Kepala Bidang Penegakan Hukum Badan Pengelola Lingkungan Hidup Daerah (BPLHD) Pemprov DKI Jakarta, Ridwan Panjaitan, mengatakan penanganan permasalahan lingkungan hidup di sepanjang Jalan Raya Bogor harus melibatkan tiga pemda tersebut. Pemprov DKI Jakarta , kata dia Kamis (4/11) di Jakarta, telah menegaskan pembatasan penggunaan air tanah oleh industri dengan Peraturan Daerah No 10 Tahun 1998 tentang Penyelenggaraan dan Pajak Pemanfaatan Air Bawah Tanah dan Air Permukaan.
"Sejauh ini, koordinasi dengan BPLHD Depok dan Bogor belum optimal. Jika penanganan hanya dilakukan Jakarta akan percuma bila tidak dilakukan hal yang sama di Depok dan Bogor," paparnya.
“Kami sudah secara tegas mengatur penggunaan air tanah dalam perda. Kami juga mengharapkan hal yang sama dilakukan pada pemerintah di Depok dan Bogor,” ungkap Ridwan di sela-sela acara sosialisasi pemanfaatan air tanah dan penindakan/penertiban terhadap pelanggaran pemanfaatan air tanah di kawasan Jalan Raya Bogor, di PT National Panasonic Gobel, Jakarta.
Ia menjelaskan sosialisasi tersebut sengaja dilakukan di PT National Panasonic Gobel karena terletak di perbatasan Jakarta-Depok. Wilayah perbatasan merupakan daerah imbuhan atau tangkapan air hujan.
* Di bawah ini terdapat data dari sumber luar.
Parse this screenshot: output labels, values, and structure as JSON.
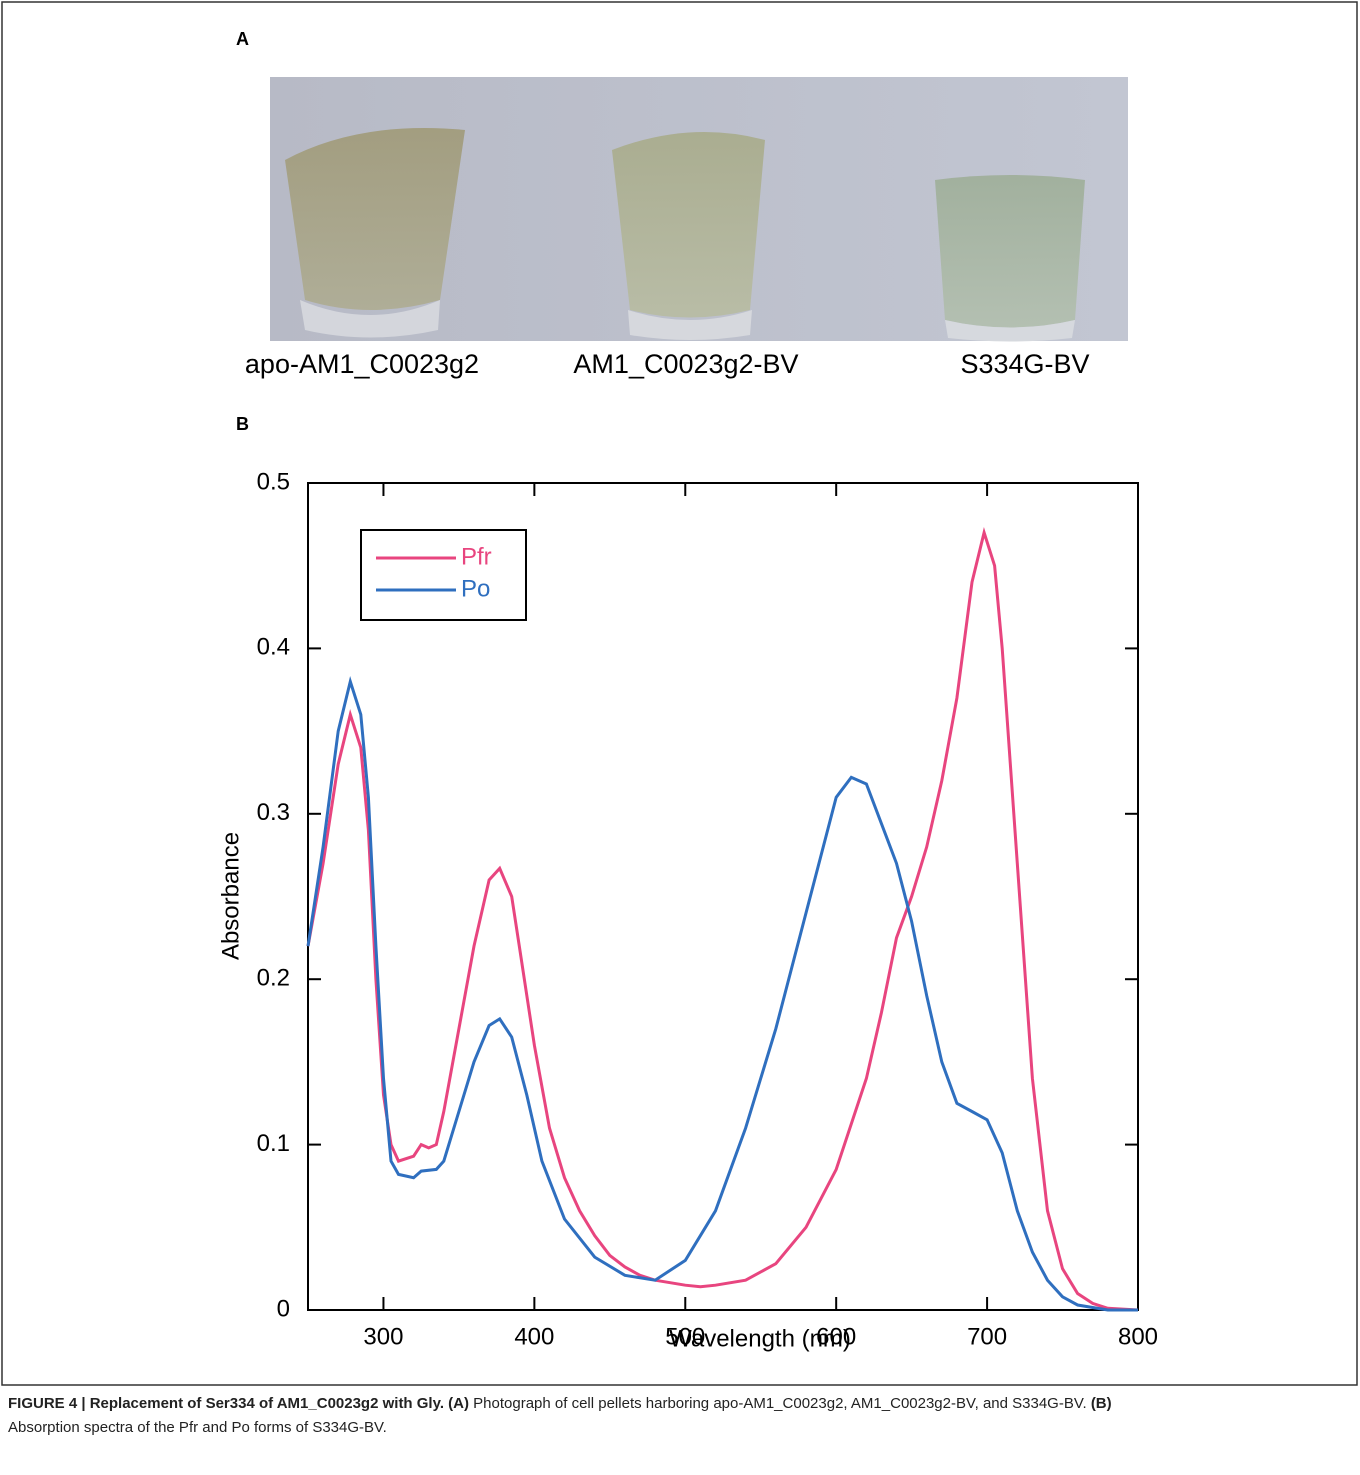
{
  "panel_a": {
    "label": "A",
    "sample_labels": [
      "apo-AM1_C0023g2",
      "AM1_C0023g2-BV",
      "S334G-BV"
    ]
  },
  "panel_b": {
    "label": "B"
  },
  "chart_data": {
    "type": "line",
    "x_label": "Wavelength (nm)",
    "y_label": "Absorbance",
    "xlim": [
      250,
      800
    ],
    "ylim": [
      0,
      0.5
    ],
    "xticks": [
      300,
      400,
      500,
      600,
      700,
      800
    ],
    "yticks": [
      0,
      0.1,
      0.2,
      0.3,
      0.4,
      0.5
    ],
    "legend": "top-left",
    "series": [
      {
        "name": "Pfr",
        "color": "#e8457f",
        "x": [
          250,
          260,
          270,
          278,
          285,
          290,
          295,
          300,
          305,
          310,
          320,
          325,
          330,
          335,
          340,
          350,
          360,
          370,
          377,
          385,
          390,
          400,
          410,
          420,
          430,
          440,
          450,
          460,
          470,
          480,
          500,
          510,
          520,
          540,
          560,
          580,
          600,
          620,
          630,
          640,
          650,
          660,
          670,
          680,
          690,
          698,
          705,
          710,
          720,
          730,
          740,
          750,
          760,
          770,
          780,
          800
        ],
        "values": [
          0.22,
          0.27,
          0.33,
          0.36,
          0.34,
          0.29,
          0.2,
          0.13,
          0.1,
          0.09,
          0.093,
          0.1,
          0.098,
          0.1,
          0.12,
          0.17,
          0.22,
          0.26,
          0.267,
          0.25,
          0.22,
          0.16,
          0.11,
          0.08,
          0.06,
          0.045,
          0.033,
          0.026,
          0.021,
          0.018,
          0.015,
          0.014,
          0.015,
          0.018,
          0.028,
          0.05,
          0.085,
          0.14,
          0.18,
          0.225,
          0.25,
          0.28,
          0.32,
          0.37,
          0.44,
          0.47,
          0.45,
          0.4,
          0.27,
          0.14,
          0.06,
          0.025,
          0.01,
          0.004,
          0.001,
          0
        ]
      },
      {
        "name": "Po",
        "color": "#2f6fbf",
        "x": [
          250,
          260,
          270,
          278,
          285,
          290,
          295,
          300,
          305,
          310,
          320,
          325,
          335,
          340,
          350,
          360,
          370,
          377,
          385,
          395,
          405,
          420,
          440,
          460,
          480,
          500,
          520,
          540,
          560,
          580,
          600,
          610,
          620,
          640,
          650,
          660,
          670,
          680,
          690,
          700,
          710,
          720,
          730,
          740,
          750,
          760,
          780,
          800
        ],
        "values": [
          0.22,
          0.28,
          0.35,
          0.38,
          0.36,
          0.31,
          0.22,
          0.14,
          0.09,
          0.082,
          0.08,
          0.084,
          0.085,
          0.09,
          0.12,
          0.15,
          0.172,
          0.176,
          0.165,
          0.13,
          0.09,
          0.055,
          0.032,
          0.021,
          0.018,
          0.03,
          0.06,
          0.11,
          0.17,
          0.24,
          0.31,
          0.322,
          0.318,
          0.27,
          0.235,
          0.19,
          0.15,
          0.125,
          0.12,
          0.115,
          0.095,
          0.06,
          0.035,
          0.018,
          0.008,
          0.003,
          0,
          0
        ]
      }
    ]
  },
  "caption": [
    {
      "text": "FIGURE 4 | Replacement of Ser334 of AM1_C0023g2 with Gly. ",
      "bold": true
    },
    {
      "text": "(A)",
      "bold": true
    },
    {
      "text": " Photograph of cell pellets harboring apo-AM1_C0023g2, AM1_C0023g2-BV, and S334G-BV. ",
      "bold": false
    },
    {
      "text": "(B)",
      "bold": true
    },
    {
      "text": " Absorption spectra of the Pfr and Po forms of S334G-BV.",
      "bold": false
    }
  ]
}
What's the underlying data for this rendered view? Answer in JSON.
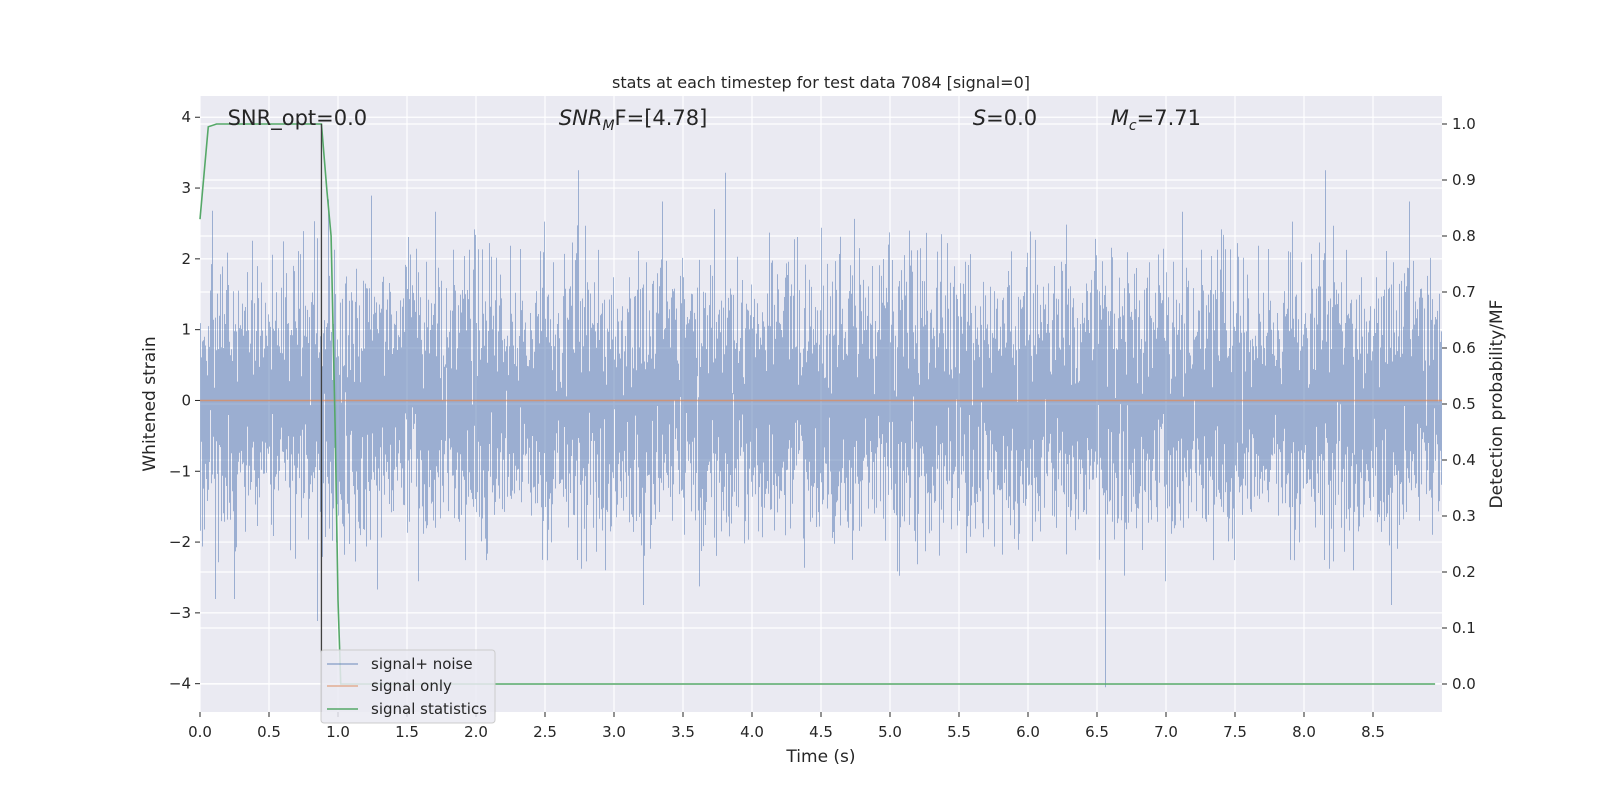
{
  "chart_data": {
    "type": "line",
    "title": "stats at each timestep for test data 7084 [signal=0]",
    "xlabel": "Time (s)",
    "ylabel": "Whitened strain",
    "y2label": "Detection probability/MF",
    "xlim": [
      0.0,
      9.0
    ],
    "ylim": [
      -4.4,
      4.3
    ],
    "y2lim": [
      -0.05,
      1.05
    ],
    "x_ticks": [
      "0.0",
      "0.5",
      "1.0",
      "1.5",
      "2.0",
      "2.5",
      "3.0",
      "3.5",
      "4.0",
      "4.5",
      "5.0",
      "5.5",
      "6.0",
      "6.5",
      "7.0",
      "7.5",
      "8.0",
      "8.5"
    ],
    "x_tick_values": [
      0.0,
      0.5,
      1.0,
      1.5,
      2.0,
      2.5,
      3.0,
      3.5,
      4.0,
      4.5,
      5.0,
      5.5,
      6.0,
      6.5,
      7.0,
      7.5,
      8.0,
      8.5
    ],
    "y_ticks": [
      "−4",
      "−3",
      "−2",
      "−1",
      "0",
      "1",
      "2",
      "3",
      "4"
    ],
    "y_tick_values": [
      -4,
      -3,
      -2,
      -1,
      0,
      1,
      2,
      3,
      4
    ],
    "y2_ticks": [
      "0.0",
      "0.1",
      "0.2",
      "0.3",
      "0.4",
      "0.5",
      "0.6",
      "0.7",
      "0.8",
      "0.9",
      "1.0"
    ],
    "y2_tick_values": [
      0.0,
      0.1,
      0.2,
      0.3,
      0.4,
      0.5,
      0.6,
      0.7,
      0.8,
      0.9,
      1.0
    ],
    "grid": true,
    "legend_position": "bottom-left",
    "annotations": [
      {
        "text": "SNR_opt=0.0",
        "x": 0.2,
        "y": 4.0
      },
      {
        "text": "SNR",
        "sub": "M",
        "tail": "F=[4.78]",
        "italic": true,
        "x": 2.6,
        "y": 4.0
      },
      {
        "text": "S",
        "tail": "=0.0",
        "italic": true,
        "x": 5.6,
        "y": 4.0
      },
      {
        "text": "M",
        "sub": "c",
        "tail": "=7.71",
        "italic": true,
        "x": 6.6,
        "y": 4.0
      }
    ],
    "vline_x": 0.88,
    "series": [
      {
        "name": "signal+ noise",
        "color": "#4c72b0",
        "note": "dense whitened noise, ~8192 samples",
        "rendered_as": "noise",
        "abs_max": 3.9,
        "abs_min": -4.05
      },
      {
        "name": "signal only",
        "color": "#dd8452",
        "x": [
          0.0,
          9.0
        ],
        "y": [
          0.0,
          0.0
        ]
      },
      {
        "name": "signal statistics",
        "color": "#55a868",
        "axis": "right",
        "x": [
          0.0,
          0.06,
          0.12,
          0.2,
          0.4,
          0.6,
          0.8,
          0.88,
          0.92,
          0.95,
          0.98,
          1.0,
          1.02,
          1.5,
          2.0,
          3.0,
          4.0,
          5.0,
          6.0,
          7.0,
          8.0,
          8.95
        ],
        "y": [
          0.83,
          0.995,
          1.0,
          1.0,
          1.0,
          1.0,
          1.0,
          1.0,
          0.88,
          0.8,
          0.45,
          0.15,
          0.0,
          0.0,
          0.0,
          0.0,
          0.0,
          0.0,
          0.0,
          0.0,
          0.0,
          0.0
        ]
      }
    ]
  }
}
Keberadaan daerah imbuhan, lanjutnya, sangat penting untuk menangkap dan menyerap air hujan menjadi air tanah yang dibutuhkan Jakarta. Berdasarkan penelitian yang pernah dilakukan, telah terjadi penurunan persediaan air tanah dari hulu ke hilir, dari 17 juta m3 menjadi 15 juta m3. Ia memperkirakan terjadinya penurunan muka air tanah itu karena penggunaan air tanah di daerah hulu dan perbatasan yang meningkat dan berlebihan.
Penurunan tekanan air tanah tersebut, tentunya akan berpengaruh terhadap penurunan muka air tanah yang selama ini terjadi di Jakarta. Kondisi tersebut semakin diperparah dengan banyaknya industri di sepanjang jalan tersebut yang memanfaatkan air tanah sebagai kebutuhan utama dan bukan kebutuhan cadangan.
Berdasarkan data yang dimiliki BPLHD DKI Jakarta, dari 400 industri di sepanjang Jalan Raya Bogor hanya 129 industri yang menggunakan jasa air pipa. Sedangkan sisanya menggunakan air tanah untuk memenuhi kebutuhan utamanya. Hal ini membuat kondisi tanah di kawasan di sepanjang Jalan Raya Bogor dalam kondisi kritis.